Despite legal requirements for birth control coverage and access to services, gaps remain for millions of people. A national survey found that 1 in 3 women have struggled to afford birth control at some point in their lives, and as a result, have used birth control inconsistently. Access to birth control is particularly difficult for people who live in contraceptive deserts and lack reasonable access to a health center that offers the full range of contraceptive methods.
Health disparities persist among people with low incomes, people of color, LGBTQ people, immigrants, and people who lack access to health coverage and health care providers.
There are numerous social and economic barriers that make it harder to access birth control, including rising income and wealth inequality, gaps in insurance coverage and challenges accessing health providers.

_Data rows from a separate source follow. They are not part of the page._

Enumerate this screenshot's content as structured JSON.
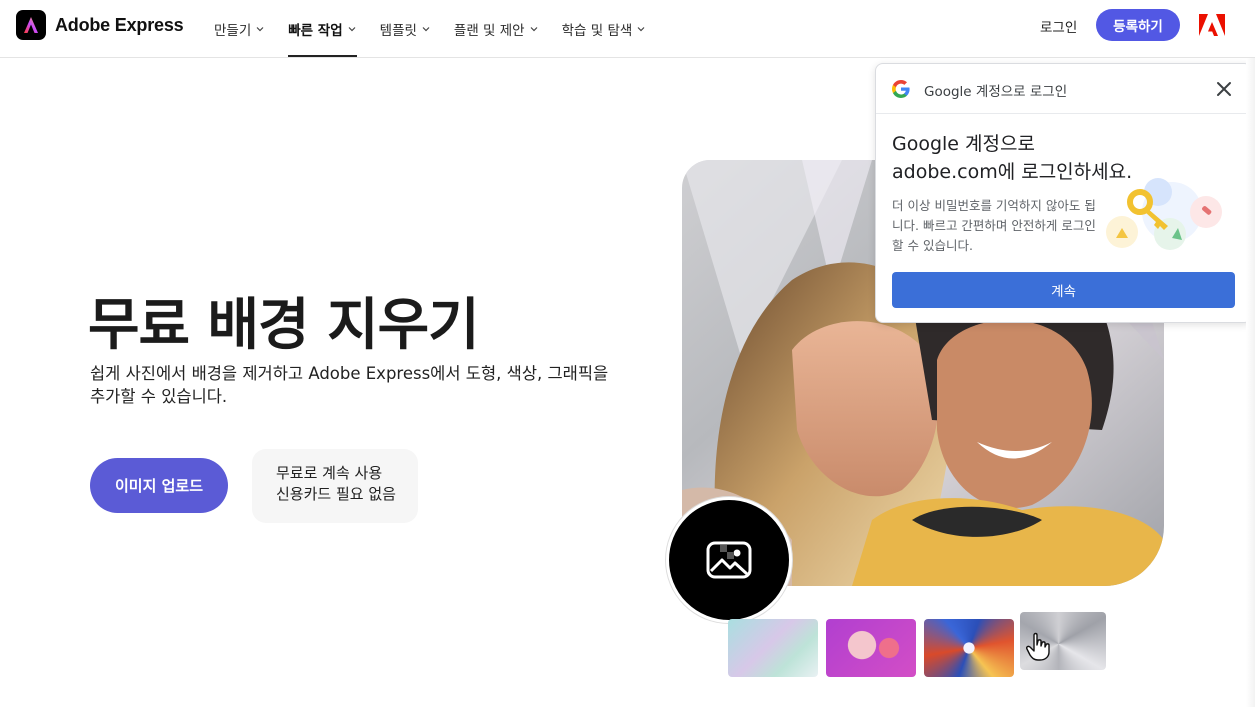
{
  "header": {
    "brand": "Adobe Express",
    "nav": [
      {
        "label": "만들기",
        "active": false
      },
      {
        "label": "빠른 작업",
        "active": true
      },
      {
        "label": "템플릿",
        "active": false
      },
      {
        "label": "플랜 및 제안",
        "active": false
      },
      {
        "label": "학습 및 탐색",
        "active": false
      }
    ],
    "login": "로그인",
    "signup": "등록하기"
  },
  "hero": {
    "title": "무료 배경 지우기",
    "subtitle": "쉽게 사진에서 배경을 제거하고 Adobe Express에서 도형, 색상, 그래픽을 추가할 수 있습니다.",
    "upload_button": "이미지 업로드",
    "free_line1": "무료로 계속 사용",
    "free_line2": "신용카드 필요 없음"
  },
  "google_popup": {
    "header_text": "Google 계정으로 로그인",
    "title_line1": "Google 계정으로",
    "title_line2": "adobe.com에 로그인하세요.",
    "description": "더 이상 비밀번호를 기억하지 않아도 됩니다. 빠르고 간편하며 안전하게 로그인할 수 있습니다.",
    "continue_button": "계속"
  },
  "colors": {
    "accent": "#5258e4",
    "upload": "#5b5bd6",
    "google_button": "#3b6fd8"
  },
  "icons": [
    "adobe-express-logo-icon",
    "chevron-down-icon",
    "adobe-logo-icon",
    "google-g-icon",
    "close-icon",
    "image-icon",
    "key-icon",
    "hand-cursor-icon"
  ]
}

Leading health experts support over-the-counter birth control pills.
Sense of the Senate
It is the sense of the Senate that—
in order to increase access to oral birth control, such birth control must be both easier to obtain and affordable and, to make such birth control either easier to obtain or more affordable, but not both, is to leave unacceptable barriers in place;
it is imperative that the entities that research and develop oral birth control and whose medical and scientific experts have developed clinical and other evidence that oral birth control for routine, daily use is safe and effective when sold without a prescription, apply to the Food and Drug Administration for review and approval for sale of such birth control without a prescription;
upon the receipt of such an application, the Food and Drug Administration should determine whether the oral birth control meets the rigorous safety, efficacy, and quality standards for over-the-counter use under the Federal Food, Drug, and Cosmetic Act (21 U.S.C. 301 et seq.), and if the product meets those standards, the Food and Drug Administration should approve the application without delay; and
if and when the Food and Drug Administration approves an oral birth control that is available over-the-counter, such birth control should be covered by health insurance, without a prescription and without cost-sharing.

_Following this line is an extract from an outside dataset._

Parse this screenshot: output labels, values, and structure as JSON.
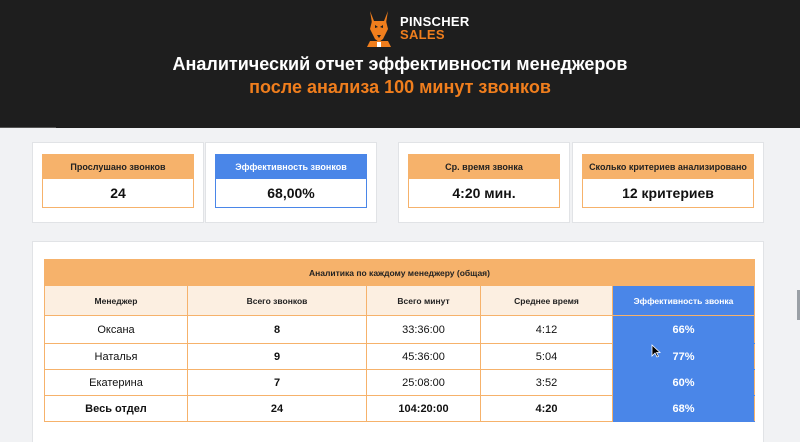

Clarifying coverage requirements
The Secretaries of Health and Human Services, Labor, and the Treasury shall clarify that coverage of contraceptives pursuant to section 2713(a)(4) of the Public Health Service Act (42 U.S.C. 300gg–13(a)(4)) includes coverage of over-the-counter contraceptive methods approved by the Food and Drug Administration, even if the enrollee does not have a prescription for the contraceptive.
Rules of construction
Non-Interference with FDA regulation
Nothing in this Act shall be construed to modify or interfere with Food and Drug Administration processes to review or approve, or otherwise determine the safety and efficacy of, and make available, non-prescription drugs or devices, modify or interfere with the scientific and medical considerations of the Food and Drug Administration, or alter any other authority of the Food and Drug Administration.

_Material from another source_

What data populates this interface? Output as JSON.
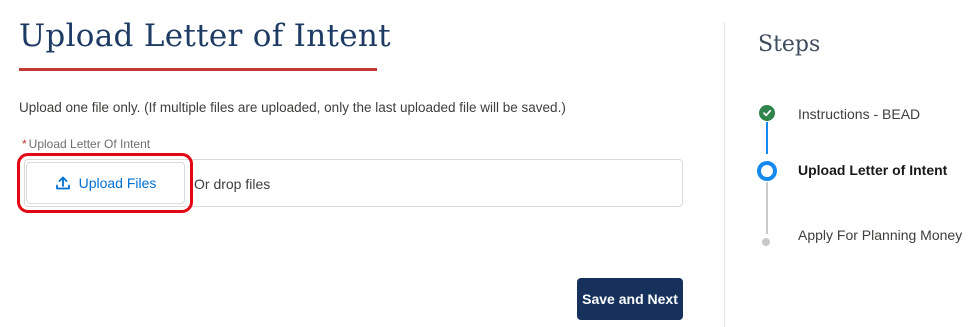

Nothing in this Act preempts any provision of Federal or State law to the extent that such Federal or State law provides protections for consumers that are greater than the protections provided for in this Act.
Duties of retailers to ensure access to oral birth control for use without a prescription
Any retailer that stocks oral birth control for routine, daily use that is approved by, or otherwise legally marketed under regulation by, the Food and Drug Administration for use without a prescription may not interfere with an individual's access to or purchase of such birth control or access to medically accurate, comprehensive information about such birth control.
Nothing in this section shall prohibit a retailer that stocks oral birth control for routine, daily use from refusing to provide an individual with such oral birth control that is approved by, or otherwise legally marketed under regulation by, the Food and Drug Administration if the individual is unable to pay for the birth control, directly or through insurance coverage.